"La advertencia de Max Weber que Hugo Chávez, Pedro Castillo y Javier Milei ignoraron"
El fin de la política de laboratorio: Por qué el carisma sin instituciones es un suicidio democrático
En las últimas décadas, la política latinoamericana se ha convertido en un escenario dominado por la estridencia y la hiperconectividad, donde los nuevos líderes confunden el marketing digital con el ejercicio real del poder. Sin embargo, detrás de fenómenos tan dispares como la retórica socialista de Hugo Chávez, la mimesis rural de Pedro Castillo o la disrupción libertaria de Javier Milei, subyace una constante histórica que el sociólogo Max Weber advirtió hace más de un siglo: el carisma no es un rasgo de personalidad, sino un síntoma de crisis institucional. Cuando las reglas del juego tradicionales colapsan, el carisma emerge como una fuerza magnética capaz de movilizar las emociones de una ciudadanía desamparada, pero su naturaleza es intrínsecamente efímera y alérgica a las normas. El gran error que estos tres líderes compartieron —y que la nueva generación de políticos insiste en ignorar— es creer que la legitimidad afectiva puede sustituir a la solidez institucional; una miopía teórica y práctica que suele encender la llama del cambio inmediato solo para terminar consumiendo el propio orden democrático.
El error de diagnóstico que cometen los nuevos políticos
Si estás intentando entrar en la política actual, probablemente te han dicho que necesitas "conectar", volverte viral, usar un sombrero, una boina o salir con una motosierra en TikTok. Te han vendido la idea de que el carisma es una fórmula mágica de marketing.
Es un error fatal.
Como descubrió el sociólogo Max Weber hace más de un siglo, el carisma no es un superpoder que te pertenece; es un espejo de las fracturas de tu sociedad. La dominación carismática —esa que Weber definía como el "...baquismo a la santidad, heroísmo o ejemplaridad de una persona" (2014, p. 193)— no nace en la normalidad de un despacho. Nace en el ojo de la tormenta. Surge cuando las instituciones tradicionales colapsan, dejan de dar respuestas y la ciudadanía, desesperada, busca un agente de ruptura.
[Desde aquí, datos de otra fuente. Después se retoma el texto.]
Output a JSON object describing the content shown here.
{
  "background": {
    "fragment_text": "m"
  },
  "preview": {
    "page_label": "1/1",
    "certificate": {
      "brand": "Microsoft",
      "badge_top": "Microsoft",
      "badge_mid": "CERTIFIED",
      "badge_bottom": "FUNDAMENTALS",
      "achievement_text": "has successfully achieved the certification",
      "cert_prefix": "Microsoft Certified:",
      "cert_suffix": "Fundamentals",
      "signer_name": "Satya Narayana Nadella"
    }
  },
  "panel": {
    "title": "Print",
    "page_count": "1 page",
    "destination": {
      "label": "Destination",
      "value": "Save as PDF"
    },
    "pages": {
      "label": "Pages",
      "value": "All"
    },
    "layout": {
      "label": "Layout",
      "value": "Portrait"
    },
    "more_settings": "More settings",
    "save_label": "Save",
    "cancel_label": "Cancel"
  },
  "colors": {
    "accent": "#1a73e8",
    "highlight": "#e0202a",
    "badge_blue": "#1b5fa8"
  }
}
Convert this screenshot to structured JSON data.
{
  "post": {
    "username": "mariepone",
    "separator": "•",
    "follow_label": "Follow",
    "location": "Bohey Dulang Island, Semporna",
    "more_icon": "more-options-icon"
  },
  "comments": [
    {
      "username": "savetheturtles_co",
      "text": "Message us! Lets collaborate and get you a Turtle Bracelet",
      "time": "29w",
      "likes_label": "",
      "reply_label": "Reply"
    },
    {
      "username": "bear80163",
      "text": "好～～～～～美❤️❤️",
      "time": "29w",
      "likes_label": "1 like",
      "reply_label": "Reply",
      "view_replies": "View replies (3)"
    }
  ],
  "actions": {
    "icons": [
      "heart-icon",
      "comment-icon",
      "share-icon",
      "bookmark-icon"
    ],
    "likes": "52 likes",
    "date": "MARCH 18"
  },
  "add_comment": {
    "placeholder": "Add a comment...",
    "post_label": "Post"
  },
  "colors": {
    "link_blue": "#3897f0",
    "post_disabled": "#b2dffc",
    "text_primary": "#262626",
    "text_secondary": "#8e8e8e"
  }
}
Tres espejos de la crisis latinoamericana
El carisma funciona porque el líder interpreta el dolor o la indignación de un colectivo y lo convierte en un proyecto de identidad. Los nuevos líderes deben analizar cómo se ha moldeado este fenómeno en nuestra región:
Hugo Chávez no triunfó solo por su oratoria; triunfó porque canalizó el desprecio absoluto hacia una partidocracia venezolana agonizante, convirtiendo su discurso en una promesa de redención histórica.
Pedro Castillo en el Perú no ganó por un plan técnico; su sombrero chotano y su identidad de maestro rural se convirtieron en el símbolo vivo de millones de ciudadanos que exigían un quiebre radical con el centralismo y las élites limeñas.
Javier Milei en Argentina entendió que en la era digital el carisma se alimenta de la estridencia. Su motosierra y su lenguaje hiperbólico fueron el canal perfecto para empaquetar la frustración económica crónica y movilizar a una juventud antisistema.
La dualidad peligrosa: ¿Fieles o ciudadanos?
Para la nueva generación de políticos, aquí está la verdadera advertencia teórica y práctica: el carisma es un motor democratizador potente, pero inherentemente inestable.
Tiene la fuerza de incluir a los históricamente olvidados y renovar agendas públicas oxidadas. Pero cuando cometes el error de concentrar la confianza colectiva en tu infalibilidad como líder, destruyes la deliberación. La política deja de ser un debate de ideas y se convierte en una guerra identitaria entre "fieles" e "infieles". Las pasiones devoran a las normas.
El carisma puro es alérgico a las reglas. Es, por definición, irracional y efímero.
Carisma Puro ──► Emoción y ruptura ──► Alta polarización ──► Colapso al salir el líder.
Carisma Institucionalizado ──► Energía inicial ──► Creación de leyes y orden ──► Legado sostenible.
El desafío para la nueva generación de líderes
Si eres un nuevo político, tu éxito no se medirá por cuántas personas movilizas hoy, sino por qué quedará en pie cuando ya no estés. Weber (2014) fue tajante: si el carisma quiere durar, tiene que racionalizarse o tradicionalizarse (p. 197). Debe transformarse en instituciones.
El carisma sirve para encender la llama del cambio y ganar elecciones. Pero si usas esa llama para consumir la institucionalidad y volverte indispensable, terminarás quemando el orden democrático. El verdadero liderazgo de impacto no destruye las reglas del juego: las mejora para que sobrevivan a su propio mandato.